Les nouvelles données sur les prix à la production publiées vendredi ne sont pas un bon signe pour contenir l'inflation. Les prix payés par les producteurs américains ont augmenté au rythme le plus rapide depuis des mois en janvier, en particulier l'indicateur de base qui exclut les aliments et l'énergie.
L’inflation sous-jacente sur une base annuelle est désormais bien supérieure à 3 %, conformément à nos prévisions actuelles. Ce taux élevé exercera presque certainement davantage de pression sur l'indice des dépenses de consommation personnelle, la mesure d'inflation préférée de la Fed.
Les données de vendredi confirment qu'il n'y a aucune justification à une baisse des taux à court terme, à moins d'un choc inattendu.

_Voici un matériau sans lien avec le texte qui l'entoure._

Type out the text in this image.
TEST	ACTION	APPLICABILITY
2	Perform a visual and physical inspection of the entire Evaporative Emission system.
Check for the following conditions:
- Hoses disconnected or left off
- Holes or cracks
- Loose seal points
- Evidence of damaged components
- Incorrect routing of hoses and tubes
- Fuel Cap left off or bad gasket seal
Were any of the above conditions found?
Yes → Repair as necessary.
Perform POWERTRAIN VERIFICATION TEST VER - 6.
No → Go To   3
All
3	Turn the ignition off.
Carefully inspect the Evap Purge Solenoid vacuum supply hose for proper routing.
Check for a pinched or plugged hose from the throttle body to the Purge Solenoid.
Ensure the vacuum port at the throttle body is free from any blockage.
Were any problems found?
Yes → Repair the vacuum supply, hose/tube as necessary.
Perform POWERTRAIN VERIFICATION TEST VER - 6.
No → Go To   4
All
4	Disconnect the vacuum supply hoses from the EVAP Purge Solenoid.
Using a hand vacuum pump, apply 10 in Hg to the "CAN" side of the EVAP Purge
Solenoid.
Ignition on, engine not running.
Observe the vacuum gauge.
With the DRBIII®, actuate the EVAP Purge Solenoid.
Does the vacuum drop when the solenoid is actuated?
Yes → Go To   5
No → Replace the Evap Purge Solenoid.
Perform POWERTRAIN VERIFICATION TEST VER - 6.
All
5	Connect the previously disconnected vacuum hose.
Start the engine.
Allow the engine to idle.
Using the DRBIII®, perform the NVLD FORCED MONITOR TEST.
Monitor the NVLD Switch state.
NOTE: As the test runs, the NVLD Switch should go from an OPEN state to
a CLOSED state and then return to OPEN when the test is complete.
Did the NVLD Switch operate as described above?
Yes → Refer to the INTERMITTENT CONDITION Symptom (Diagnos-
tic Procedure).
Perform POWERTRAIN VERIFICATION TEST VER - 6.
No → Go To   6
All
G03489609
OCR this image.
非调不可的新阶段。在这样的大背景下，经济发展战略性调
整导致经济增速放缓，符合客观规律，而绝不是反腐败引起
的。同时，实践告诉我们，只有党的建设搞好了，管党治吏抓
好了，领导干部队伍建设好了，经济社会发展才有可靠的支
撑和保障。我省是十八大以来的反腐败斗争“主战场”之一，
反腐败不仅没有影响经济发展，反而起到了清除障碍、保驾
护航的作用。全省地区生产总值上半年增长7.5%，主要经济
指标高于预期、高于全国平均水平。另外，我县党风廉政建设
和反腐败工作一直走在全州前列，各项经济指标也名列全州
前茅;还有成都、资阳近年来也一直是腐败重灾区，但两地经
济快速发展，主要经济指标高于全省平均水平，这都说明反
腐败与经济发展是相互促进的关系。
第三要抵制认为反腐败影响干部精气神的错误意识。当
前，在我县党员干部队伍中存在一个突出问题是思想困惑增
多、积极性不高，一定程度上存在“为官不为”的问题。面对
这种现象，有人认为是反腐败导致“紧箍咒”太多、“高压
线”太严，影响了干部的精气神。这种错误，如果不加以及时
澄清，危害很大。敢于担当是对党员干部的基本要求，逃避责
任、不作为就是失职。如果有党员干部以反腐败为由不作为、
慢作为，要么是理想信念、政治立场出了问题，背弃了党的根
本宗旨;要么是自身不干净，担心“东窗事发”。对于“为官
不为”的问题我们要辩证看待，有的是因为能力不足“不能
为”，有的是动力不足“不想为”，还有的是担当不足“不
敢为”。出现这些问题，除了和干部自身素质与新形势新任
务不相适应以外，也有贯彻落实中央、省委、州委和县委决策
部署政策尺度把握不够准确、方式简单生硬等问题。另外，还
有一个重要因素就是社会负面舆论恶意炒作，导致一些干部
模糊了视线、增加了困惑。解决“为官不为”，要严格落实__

Selon nous, juillet serait probablement la date la plus rapprochée pour réexaminer les conditions de baisse des taux.
D’ici juillet, nous constatons davantage de facteurs favorables aux dépenses que de facteurs contraires et, par conséquent, davantage de raisons d’accélérer l’inflation plutôt que de la diminuer.
L’une des raisons pour lesquelles les producteurs ont pu augmenter les prix si fortement en janvier était la résilience des dépenses, même avec les droits de douane en place.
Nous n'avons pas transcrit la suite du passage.